Dans le contexte de la lumière, il est légitime de nommer intuitivement certains Squelettes de phase très organisés « Filaments de lumière » ou « Filaments de lumière torsadée ». L’organisation en vortex de la source peut en effet tordre l’ordre de phase du paquet d’ondes en une formation géométrique stable, qui conserve plus facilement, dans la transmission par Relais, sa directionnalité, sa signature de Polarisation et sa fidélité de forme. Mais cela reste une image de l’organisation de phase ; ce n’est pas un fil mince, indépendant de l’État de la mer.

Lorsque l’objet devient un électron ou un atome, il ne présente pas nécessairement un squelette visuel « filiforme » ; l’ordre de phase n’en existe pas moins. Dès lors qu’il se propage par Relais dans la mer sous forme d’Enveloppe cohérente, il transporte une certaine corrélation de phase dont on peut tenir le compte. La forme peut changer ; la fonction reste la même.


V. Longueur de cohérence et temps de cohérence : définitions de lecture dans l’EFT

Dans le langage dominant, la « longueur de cohérence » et le « temps de cohérence » sont souvent présentés comme des fonctions de corrélation abstraites. L’EFT préfère les définir comme des lectures d’ingénierie vérifiables : dans des conditions données de bruit environnemental et de Canal, jusqu’à quelle distance et pendant combien de temps l’ordre de phase d’un paquet d’ondes peut-il rester assez stable pour que les Cartes de l’État de la mer écrites par deux Canaux soient encore traitées comme « une même règle de phase », et pour que les franges conservent un contraste observable ?

Le temps de cohérence peut être compris comme l’échelle de temps typique qui va de la génération du paquet d’ondes jusqu’au moment où son ordre de phase est suffisamment « dilué » par le couplage environnemental et le bruit de fond de Tension pour ne plus maintenir la superposition à fines stries. La longueur de cohérence est l’échelle de distance correspondante : sur cette distance, les Canaux multiples peuvent encore partager une référence en cadence ; au-delà, le contraste des franges diminue nettement.

Dans l’image matérielle de l’EFT, la décroissance de la cohérence vient principalement de deux mécanismes :

La longueur et le temps de cohérence ne sont donc pas des « constantes éternelles » que l’objet porterait en lui-même ; ce sont des lectures de fenêtre déterminées ensemble par l’ordre de phase interne du paquet d’ondes et par le bruit externe de l’État de la mer. Ils constituent à la fois l’un des seuils qui décident si le paquet d’ondes peut voyager loin et un paramètre de contraste pour savoir si l’interférence ou la diffraction pourra apparaître.

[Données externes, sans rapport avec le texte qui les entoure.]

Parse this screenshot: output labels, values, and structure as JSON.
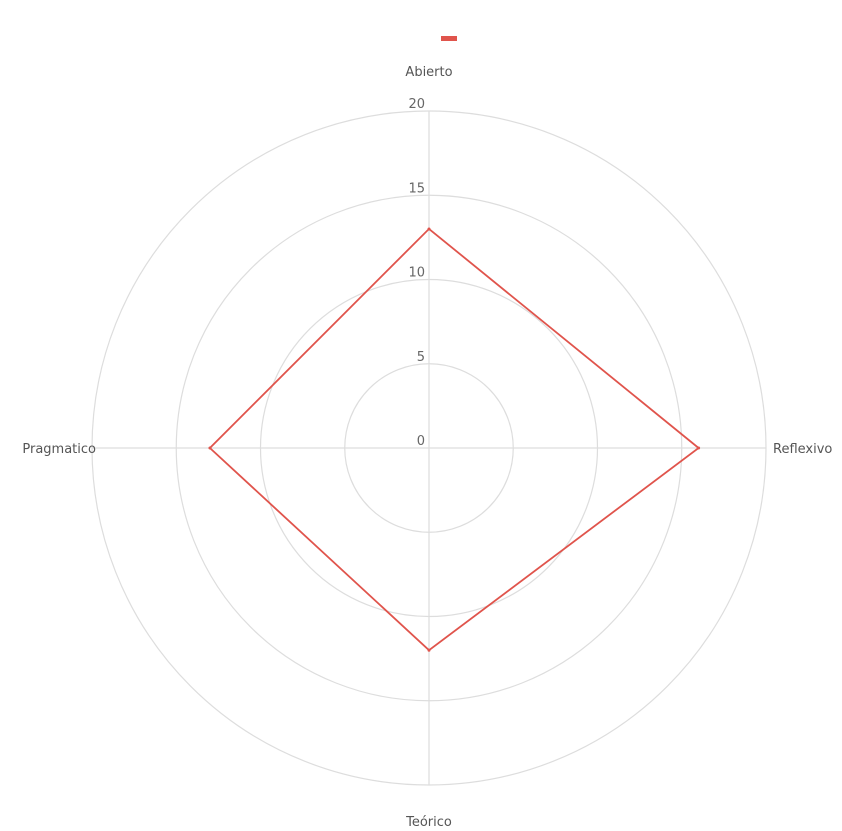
{
  "chart_data": {
    "type": "radar",
    "categories": [
      "Abierto",
      "Reflexivo",
      "Teórico",
      "Pragmatico"
    ],
    "series": [
      {
        "values": [
          13,
          16,
          12,
          13
        ],
        "color": "#e0544c"
      }
    ],
    "rlim": [
      0,
      20
    ],
    "ticks": [
      "0",
      "5",
      "10",
      "15",
      "20"
    ],
    "tick_values": [
      0,
      5,
      10,
      15,
      20
    ],
    "grid": true,
    "grid_color": "#dddddd",
    "legend": "top-center"
  }
}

VI. Clarification du partage des rôles : la Carte de l’État de la mer produit les franges, le Squelette de phase en assure la visibilité

Le point essentiel de cette section peut se condenser en une phrase : la Carte de l’État de la mer produit les franges, les seuils expliquent l’apparition du point ; le Squelette de phase décide si les franges peuvent rester nettes et jusqu’où elles peuvent voyager. Ici, la « Carte de l’État de la mer » n’est pas une métaphore abstraite : c’est la topographie de phase que l’objet écrit dans la Mer d’énergie en la mettant en jeu pendant son mouvement. Les Canaux et les frontières découpent, recombinent et superposent cette topographie, et les franges apparaissent alors comme une carte de navigation de l’onde de terrain. Ce traitement a un bénéfice direct : il unifie la lumière et les ondes de matière dans un même mécanisme. La structure de l’objet et son Squelette de phase ne font que modifier les poids de couplage et la fenêtre de cohérence ; les franges n’ont pas besoin d’être attribuées à une ontologie réservée à un seul type d’objet.